Generations Timeline, Specs and Pictures
SsangYong brought the Kyron to the European market in 2005 as a replacement for the Musso, and it surprised with its look and its price.
While the customers were still trying to spell the difficult brand name, its products had shorter, easier to pronounce nameplates. The Kyron was bigger than its predecessor and tried hard to compete against well-known products such as the Nissan Terrano or Mitsubishi Pajero. The carmaker worked closer with Mercedes-Benz for the powertrains and with the British designer Ken Greenley, a former head of the Royal College of Art’s automotive design course from London.
Unlike its predecessor, the Kyron featured curved lines, and sharp headlights narrowed on the inside, with turn-signals installed on the outboard. Its split grille with vertical slats and curved, V-shaped lines along the hood impressed some customers. From its sides, the sculptured fenders and door panels featured ascending lines to evoke a dynamic form, while the taillights featured a shield-like shape in the rear.
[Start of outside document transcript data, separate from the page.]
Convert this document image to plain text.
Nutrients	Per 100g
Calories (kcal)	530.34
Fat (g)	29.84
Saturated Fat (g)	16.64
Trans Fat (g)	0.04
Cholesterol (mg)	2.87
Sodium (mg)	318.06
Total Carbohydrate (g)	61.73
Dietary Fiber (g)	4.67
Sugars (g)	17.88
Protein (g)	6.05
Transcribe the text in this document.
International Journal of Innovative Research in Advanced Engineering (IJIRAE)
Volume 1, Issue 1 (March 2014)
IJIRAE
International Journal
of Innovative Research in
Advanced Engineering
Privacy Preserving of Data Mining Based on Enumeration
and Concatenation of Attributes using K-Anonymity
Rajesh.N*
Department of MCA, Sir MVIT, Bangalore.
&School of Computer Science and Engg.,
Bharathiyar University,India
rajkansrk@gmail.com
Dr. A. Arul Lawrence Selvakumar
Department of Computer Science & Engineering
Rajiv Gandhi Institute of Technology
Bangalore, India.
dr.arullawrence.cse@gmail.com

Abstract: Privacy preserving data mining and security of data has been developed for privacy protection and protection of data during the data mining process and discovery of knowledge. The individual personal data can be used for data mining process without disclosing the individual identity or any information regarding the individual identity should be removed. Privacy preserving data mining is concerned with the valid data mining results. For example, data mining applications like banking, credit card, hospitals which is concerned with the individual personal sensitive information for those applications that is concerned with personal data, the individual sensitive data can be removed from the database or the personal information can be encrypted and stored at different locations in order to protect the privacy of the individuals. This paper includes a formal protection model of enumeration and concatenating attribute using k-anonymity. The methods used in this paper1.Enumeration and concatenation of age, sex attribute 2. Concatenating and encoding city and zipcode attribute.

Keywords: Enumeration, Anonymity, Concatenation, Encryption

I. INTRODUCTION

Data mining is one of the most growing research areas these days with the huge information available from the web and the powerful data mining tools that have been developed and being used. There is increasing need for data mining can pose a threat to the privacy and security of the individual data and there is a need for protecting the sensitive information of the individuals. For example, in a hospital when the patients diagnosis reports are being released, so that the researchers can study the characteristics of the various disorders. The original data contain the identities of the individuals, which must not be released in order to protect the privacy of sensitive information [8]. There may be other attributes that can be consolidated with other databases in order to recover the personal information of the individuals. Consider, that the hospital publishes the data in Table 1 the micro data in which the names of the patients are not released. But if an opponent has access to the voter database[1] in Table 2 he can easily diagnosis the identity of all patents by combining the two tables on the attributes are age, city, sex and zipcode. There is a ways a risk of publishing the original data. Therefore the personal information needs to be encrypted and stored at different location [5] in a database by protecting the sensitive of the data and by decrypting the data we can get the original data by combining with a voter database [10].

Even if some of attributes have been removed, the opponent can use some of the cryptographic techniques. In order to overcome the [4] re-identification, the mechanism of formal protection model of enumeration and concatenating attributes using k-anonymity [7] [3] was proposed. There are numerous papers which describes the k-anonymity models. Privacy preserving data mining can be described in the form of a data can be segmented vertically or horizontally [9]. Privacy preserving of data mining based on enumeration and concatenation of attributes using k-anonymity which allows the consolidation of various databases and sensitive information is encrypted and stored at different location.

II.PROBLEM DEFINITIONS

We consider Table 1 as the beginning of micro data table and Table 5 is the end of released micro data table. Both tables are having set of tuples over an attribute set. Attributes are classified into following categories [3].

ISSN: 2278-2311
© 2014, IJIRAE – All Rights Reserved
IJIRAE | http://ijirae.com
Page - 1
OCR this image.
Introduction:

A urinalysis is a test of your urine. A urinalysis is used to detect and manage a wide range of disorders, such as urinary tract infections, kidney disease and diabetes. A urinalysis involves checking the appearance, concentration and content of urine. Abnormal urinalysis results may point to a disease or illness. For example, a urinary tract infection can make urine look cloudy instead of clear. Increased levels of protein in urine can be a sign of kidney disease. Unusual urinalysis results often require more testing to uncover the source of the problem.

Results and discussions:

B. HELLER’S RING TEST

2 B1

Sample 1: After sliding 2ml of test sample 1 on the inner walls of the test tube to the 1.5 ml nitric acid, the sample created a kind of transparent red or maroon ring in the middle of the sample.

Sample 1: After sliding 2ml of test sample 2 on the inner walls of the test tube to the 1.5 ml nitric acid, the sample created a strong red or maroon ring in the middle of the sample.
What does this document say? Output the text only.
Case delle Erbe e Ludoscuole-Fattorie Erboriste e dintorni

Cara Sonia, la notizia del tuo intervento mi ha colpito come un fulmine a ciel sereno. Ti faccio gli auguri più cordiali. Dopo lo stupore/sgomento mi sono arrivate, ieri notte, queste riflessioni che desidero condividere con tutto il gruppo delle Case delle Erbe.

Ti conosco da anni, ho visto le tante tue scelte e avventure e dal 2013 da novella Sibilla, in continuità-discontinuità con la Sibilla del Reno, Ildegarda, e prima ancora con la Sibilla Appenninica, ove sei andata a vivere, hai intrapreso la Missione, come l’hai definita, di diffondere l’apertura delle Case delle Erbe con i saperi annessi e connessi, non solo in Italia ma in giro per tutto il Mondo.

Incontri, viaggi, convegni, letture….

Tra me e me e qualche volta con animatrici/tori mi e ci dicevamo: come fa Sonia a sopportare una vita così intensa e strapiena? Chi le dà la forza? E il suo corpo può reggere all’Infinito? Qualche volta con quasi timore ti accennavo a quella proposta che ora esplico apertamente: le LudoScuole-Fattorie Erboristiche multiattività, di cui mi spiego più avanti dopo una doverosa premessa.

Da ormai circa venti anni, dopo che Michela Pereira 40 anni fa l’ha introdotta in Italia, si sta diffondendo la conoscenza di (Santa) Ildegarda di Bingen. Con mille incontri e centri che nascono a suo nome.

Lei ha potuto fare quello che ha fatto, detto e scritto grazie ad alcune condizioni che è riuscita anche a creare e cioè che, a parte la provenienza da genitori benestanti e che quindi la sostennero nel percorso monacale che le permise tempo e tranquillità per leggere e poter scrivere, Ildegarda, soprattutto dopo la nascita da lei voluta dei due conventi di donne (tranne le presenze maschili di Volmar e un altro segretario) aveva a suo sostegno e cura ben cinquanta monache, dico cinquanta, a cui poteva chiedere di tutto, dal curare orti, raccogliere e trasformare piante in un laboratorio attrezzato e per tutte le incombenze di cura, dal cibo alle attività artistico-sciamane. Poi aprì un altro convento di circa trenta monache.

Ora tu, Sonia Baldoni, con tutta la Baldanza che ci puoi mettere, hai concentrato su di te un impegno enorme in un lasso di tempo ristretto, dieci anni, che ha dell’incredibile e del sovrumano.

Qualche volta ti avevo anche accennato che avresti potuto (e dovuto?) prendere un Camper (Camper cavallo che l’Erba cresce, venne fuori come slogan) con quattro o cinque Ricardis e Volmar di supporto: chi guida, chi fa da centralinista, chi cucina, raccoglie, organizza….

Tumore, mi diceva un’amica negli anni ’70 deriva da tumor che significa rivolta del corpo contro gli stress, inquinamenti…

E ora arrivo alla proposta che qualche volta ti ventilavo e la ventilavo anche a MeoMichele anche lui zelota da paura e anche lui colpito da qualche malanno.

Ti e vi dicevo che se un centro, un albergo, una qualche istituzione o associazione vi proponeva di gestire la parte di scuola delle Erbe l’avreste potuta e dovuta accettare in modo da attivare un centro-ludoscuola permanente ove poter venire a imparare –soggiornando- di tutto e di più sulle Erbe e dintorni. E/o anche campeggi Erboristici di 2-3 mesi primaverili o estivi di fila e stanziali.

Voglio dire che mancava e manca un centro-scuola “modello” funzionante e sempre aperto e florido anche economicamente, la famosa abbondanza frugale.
Inside, the carmaker installed a multi-function steering wheel with buttons for the on-board computer and the audio system, while on the center stack, it installed a round pattern for the car’s off-road functions. The dashboard’s sharp lines created a distinct area for the driver, with a center stack slightly tilted toward the driver. Thanks to its long wheelbase, it offered enough comfort for four adult passengers.
The carmaker installed a new, 2.0-liter turbo-diesel engine paired to a standard 5-speed manual gearbox under the hood. SsangYong offered an option for a 5-speed automatic as well. The 4x4 system featured a transfer-case with low-range gear for difficult off-road situations, but it didn’t offer an LSD or a rear differential lock.